Tentunya, tindak kekerasan maupun pelanggaran atas hak-hak individu di dalam sebuah keluarga tak dapat dibenarkan, baik dari segi hukum maupun sosiologis. Celakanya, hingga kini belum ada kontrol sosial dan perangkat hukum yang bisa menjerat si pelaku. Itulah mengapa, kekerasan dalam keluarga masih saja banyak ditemui di masyarakat kita. Secara kultural, terang Irwanto, tak ada kontrol dari masyarakat terhadap kekerasan yang terjadi di dalam kelurga.

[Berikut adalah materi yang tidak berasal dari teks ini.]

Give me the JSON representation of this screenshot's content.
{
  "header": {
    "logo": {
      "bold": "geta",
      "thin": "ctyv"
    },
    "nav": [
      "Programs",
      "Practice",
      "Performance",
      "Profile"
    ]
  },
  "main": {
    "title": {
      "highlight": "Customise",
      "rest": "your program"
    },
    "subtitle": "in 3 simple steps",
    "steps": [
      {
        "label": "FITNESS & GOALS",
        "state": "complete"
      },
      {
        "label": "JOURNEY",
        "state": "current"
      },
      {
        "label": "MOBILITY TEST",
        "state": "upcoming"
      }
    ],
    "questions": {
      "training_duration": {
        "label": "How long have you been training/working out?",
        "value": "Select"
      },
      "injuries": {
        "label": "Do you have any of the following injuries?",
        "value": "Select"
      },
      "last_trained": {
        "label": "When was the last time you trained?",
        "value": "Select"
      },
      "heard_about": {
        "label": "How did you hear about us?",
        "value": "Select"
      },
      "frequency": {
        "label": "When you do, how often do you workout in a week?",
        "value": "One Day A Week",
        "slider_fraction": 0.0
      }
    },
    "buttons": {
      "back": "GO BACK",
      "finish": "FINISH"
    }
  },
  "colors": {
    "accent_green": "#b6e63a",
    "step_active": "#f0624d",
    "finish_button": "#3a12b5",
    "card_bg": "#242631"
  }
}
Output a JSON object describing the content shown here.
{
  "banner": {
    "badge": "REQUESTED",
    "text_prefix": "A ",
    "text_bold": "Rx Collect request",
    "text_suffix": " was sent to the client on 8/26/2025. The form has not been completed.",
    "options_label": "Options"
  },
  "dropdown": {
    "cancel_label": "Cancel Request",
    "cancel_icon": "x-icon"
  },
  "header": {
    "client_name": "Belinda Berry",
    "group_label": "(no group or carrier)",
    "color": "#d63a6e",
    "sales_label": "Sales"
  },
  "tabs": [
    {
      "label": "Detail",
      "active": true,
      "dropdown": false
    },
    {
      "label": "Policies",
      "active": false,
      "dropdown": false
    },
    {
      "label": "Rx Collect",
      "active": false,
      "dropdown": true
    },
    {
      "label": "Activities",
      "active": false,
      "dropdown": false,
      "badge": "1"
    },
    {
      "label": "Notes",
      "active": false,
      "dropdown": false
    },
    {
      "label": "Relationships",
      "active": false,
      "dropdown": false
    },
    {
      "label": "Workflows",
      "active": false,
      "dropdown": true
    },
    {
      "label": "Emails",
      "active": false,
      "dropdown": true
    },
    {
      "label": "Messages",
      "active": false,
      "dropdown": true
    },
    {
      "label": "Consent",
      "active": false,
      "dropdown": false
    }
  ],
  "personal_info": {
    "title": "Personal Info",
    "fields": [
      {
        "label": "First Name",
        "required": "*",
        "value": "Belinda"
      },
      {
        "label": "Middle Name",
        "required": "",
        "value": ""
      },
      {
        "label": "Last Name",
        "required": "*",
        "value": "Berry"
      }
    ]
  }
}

"Masyarakat masih berpendapat, kekerasan yang terjadi di sebuah rumah tangga bukan menjadi tanggung jawab para tetangga. Apalagi orang tua yang memukul anak sering menggunakan alasan demi mendisiplinkan anak sehingga lingkungan sekitar pun jadi enggan untuk turut campur, takut dituntut dengan tuduhan mencampuri urusan domestik. Paling-paling mereka hanya bisa menggunjingkannya." Barulah ketika anak sudah meninggal atau istri berteriak-teriak minta tolong, para tetangga pun tergopoh-gopoh membantu. Namun kita tak bisa menyalahkan sikap masyarakat yang demikian karena saksi pelapor tak dilindungi Undang-undang.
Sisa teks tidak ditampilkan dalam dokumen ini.